Nieuwe aanpak duurzame energie werpt vruchten af
De nieuwe aanpak van de stimulering van duurzame energie (de SDE+) werpt zijn vruchten af. Dat blijkt uit berekeningen van het energieonderzoeksbureau ECN en het Planbureau voor de Leefomgeving.
Aandeel duurzame energie
Door de inspanningen in de huidige kabinetsperiode stijgt het aandeel energie uit onuitputtelijke bronnen als zon en wind van vier procent in 2009 tot tussen de 9 en 12% in 2020. 'Met deze aanpak wekken we per euro belastinggeld veel meer groene energie op,' aldus minister Verhagen van Economische Zaken, Landbouw en Innovatie EL&I). 'Hierdoor groeit het aandeel duurzame energie, zodat we minder afhankelijk worden van olie, kolen en gas.'
Leveranciersverplichting
Het kabinet wil dat in 2020 14% van de energie uit hernieuwbare bronnen komt. Daarom streeft het kabinet onder meer naar een leveranciersverplichting. Dat wil zeggen dat energieleveranciers wettelijk verplicht worden een bepaald percentage hernieuwbare energie te leveren aan hun klanten.

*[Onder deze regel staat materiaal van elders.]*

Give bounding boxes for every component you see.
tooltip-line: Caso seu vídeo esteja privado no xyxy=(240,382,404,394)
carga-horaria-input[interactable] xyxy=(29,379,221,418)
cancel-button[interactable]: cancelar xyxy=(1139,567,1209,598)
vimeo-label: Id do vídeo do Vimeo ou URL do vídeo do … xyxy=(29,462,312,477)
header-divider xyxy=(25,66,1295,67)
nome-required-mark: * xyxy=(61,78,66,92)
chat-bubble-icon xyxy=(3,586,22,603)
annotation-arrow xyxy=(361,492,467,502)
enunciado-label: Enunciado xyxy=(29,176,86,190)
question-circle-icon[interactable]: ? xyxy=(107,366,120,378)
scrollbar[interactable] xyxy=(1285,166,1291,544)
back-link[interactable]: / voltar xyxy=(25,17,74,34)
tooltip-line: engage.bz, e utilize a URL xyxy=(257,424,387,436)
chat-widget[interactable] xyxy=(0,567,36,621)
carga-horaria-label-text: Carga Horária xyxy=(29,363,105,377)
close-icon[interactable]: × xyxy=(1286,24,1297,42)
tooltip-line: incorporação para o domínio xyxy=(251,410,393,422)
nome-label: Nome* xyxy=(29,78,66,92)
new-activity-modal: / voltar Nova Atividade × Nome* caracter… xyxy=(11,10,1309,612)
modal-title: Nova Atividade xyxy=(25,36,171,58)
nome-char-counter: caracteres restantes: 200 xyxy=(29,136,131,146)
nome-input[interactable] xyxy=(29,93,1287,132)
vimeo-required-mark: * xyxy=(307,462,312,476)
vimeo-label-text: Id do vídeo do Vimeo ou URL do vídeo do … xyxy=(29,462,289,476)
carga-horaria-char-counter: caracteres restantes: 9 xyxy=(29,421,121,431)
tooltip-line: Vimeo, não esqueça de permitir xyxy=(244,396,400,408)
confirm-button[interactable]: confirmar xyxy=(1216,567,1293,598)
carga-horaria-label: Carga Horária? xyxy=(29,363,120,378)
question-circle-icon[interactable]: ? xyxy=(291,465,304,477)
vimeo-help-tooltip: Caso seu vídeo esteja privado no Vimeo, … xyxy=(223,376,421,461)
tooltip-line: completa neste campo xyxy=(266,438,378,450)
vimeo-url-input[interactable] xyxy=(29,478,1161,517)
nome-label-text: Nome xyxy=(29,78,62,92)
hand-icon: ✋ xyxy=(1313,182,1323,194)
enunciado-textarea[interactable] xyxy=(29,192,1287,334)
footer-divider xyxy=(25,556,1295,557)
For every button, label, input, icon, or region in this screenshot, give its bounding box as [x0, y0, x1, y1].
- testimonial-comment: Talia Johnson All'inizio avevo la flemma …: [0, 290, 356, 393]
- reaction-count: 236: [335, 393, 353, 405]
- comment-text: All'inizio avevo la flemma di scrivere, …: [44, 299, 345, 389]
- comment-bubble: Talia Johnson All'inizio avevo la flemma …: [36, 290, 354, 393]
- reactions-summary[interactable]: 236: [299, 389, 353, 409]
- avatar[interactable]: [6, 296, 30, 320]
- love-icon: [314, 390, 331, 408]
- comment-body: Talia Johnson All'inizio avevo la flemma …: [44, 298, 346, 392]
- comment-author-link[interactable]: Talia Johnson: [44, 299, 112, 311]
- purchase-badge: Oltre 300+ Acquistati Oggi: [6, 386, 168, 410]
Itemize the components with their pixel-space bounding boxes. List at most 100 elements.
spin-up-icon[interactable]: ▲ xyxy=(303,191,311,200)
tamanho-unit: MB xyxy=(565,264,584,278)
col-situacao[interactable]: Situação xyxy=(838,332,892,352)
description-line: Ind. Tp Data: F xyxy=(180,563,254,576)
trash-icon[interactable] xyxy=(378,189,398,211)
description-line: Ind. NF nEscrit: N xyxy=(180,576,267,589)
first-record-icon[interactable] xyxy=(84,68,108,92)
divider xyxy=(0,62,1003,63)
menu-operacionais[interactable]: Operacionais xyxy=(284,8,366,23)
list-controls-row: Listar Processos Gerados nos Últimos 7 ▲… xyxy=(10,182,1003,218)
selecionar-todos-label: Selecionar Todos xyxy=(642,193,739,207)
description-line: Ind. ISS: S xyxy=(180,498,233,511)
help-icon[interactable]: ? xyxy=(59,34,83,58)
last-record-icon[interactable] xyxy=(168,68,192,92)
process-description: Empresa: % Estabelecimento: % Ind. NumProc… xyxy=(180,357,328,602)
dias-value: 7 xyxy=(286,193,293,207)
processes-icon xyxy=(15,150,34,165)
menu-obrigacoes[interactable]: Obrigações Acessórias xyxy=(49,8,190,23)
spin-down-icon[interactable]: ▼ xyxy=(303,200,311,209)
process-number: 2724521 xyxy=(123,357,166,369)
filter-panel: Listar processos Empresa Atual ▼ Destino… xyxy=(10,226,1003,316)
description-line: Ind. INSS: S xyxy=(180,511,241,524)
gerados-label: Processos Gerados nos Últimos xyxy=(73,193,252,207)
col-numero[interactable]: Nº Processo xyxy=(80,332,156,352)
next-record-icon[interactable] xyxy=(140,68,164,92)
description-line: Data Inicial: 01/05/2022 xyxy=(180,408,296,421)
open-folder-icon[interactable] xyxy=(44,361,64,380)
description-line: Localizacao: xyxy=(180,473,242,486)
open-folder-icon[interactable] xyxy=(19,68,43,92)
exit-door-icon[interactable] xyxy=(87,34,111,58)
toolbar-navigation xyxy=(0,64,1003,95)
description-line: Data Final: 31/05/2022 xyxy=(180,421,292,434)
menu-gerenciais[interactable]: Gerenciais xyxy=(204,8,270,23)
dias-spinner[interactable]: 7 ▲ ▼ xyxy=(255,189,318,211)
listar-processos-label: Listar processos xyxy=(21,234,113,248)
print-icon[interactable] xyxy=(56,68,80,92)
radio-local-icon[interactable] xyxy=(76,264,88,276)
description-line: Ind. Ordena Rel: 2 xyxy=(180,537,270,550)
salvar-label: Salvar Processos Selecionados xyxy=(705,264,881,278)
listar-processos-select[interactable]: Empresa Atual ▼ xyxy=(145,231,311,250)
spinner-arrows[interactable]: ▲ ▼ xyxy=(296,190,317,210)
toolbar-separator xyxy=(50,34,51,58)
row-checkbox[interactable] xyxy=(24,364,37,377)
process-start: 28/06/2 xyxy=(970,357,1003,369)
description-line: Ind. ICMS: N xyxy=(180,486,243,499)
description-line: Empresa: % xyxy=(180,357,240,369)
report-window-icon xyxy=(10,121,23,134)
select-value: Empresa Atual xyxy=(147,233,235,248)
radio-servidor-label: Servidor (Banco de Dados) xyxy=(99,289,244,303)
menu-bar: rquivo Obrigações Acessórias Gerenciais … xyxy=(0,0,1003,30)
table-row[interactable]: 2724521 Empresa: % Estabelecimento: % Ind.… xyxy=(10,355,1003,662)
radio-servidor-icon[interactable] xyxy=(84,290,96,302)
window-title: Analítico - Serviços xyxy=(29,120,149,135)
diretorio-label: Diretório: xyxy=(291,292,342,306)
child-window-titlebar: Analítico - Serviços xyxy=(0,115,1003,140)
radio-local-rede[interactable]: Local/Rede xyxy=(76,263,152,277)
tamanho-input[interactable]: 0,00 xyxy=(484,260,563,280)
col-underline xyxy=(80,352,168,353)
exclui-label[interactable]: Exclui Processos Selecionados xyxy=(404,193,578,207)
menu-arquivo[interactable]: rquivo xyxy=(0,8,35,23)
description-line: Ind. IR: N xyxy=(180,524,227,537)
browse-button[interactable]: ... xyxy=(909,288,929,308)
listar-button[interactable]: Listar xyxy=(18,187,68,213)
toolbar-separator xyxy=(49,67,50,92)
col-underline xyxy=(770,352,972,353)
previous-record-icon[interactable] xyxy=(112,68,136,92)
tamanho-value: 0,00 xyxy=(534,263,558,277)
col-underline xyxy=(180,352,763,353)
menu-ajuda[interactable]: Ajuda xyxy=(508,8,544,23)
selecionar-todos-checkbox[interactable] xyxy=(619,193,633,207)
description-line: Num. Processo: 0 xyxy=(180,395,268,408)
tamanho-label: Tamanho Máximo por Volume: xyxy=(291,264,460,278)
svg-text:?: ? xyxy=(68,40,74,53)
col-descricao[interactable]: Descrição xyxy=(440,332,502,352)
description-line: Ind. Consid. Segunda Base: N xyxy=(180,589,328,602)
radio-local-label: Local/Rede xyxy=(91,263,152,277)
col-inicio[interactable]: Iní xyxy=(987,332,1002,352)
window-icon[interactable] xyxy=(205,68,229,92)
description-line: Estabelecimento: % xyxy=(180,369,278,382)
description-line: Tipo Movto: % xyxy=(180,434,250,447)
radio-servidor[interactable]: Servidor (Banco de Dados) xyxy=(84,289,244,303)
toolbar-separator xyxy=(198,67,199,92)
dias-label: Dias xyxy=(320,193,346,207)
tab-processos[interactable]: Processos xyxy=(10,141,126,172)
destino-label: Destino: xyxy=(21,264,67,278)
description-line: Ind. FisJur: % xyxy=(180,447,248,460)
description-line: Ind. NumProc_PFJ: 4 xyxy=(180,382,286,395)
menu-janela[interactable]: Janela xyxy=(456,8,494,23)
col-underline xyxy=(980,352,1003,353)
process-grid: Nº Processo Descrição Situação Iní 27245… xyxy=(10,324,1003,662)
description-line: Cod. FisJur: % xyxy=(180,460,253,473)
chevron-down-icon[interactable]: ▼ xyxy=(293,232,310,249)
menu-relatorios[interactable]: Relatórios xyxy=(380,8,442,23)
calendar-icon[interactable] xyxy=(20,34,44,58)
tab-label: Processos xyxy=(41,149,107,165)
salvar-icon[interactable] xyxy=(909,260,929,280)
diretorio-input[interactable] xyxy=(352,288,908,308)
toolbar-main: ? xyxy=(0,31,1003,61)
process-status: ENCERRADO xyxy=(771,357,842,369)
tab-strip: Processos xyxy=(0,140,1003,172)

Concurrerende energievormen
De SDE+-regeling verleent subsidie om het verschil tussen de kostprijs van hernieuwbare energie en de geldende energieprijzen te overbruggen. Het beschikbare budget is € 1,5 miljard. Met de SDE+ ontstaat concurrentie tussen verschillende manieren van opwekken van hernieuwbare energie. Hierdoor kan met minder geld meer duurzame energie worden gerealiseerd.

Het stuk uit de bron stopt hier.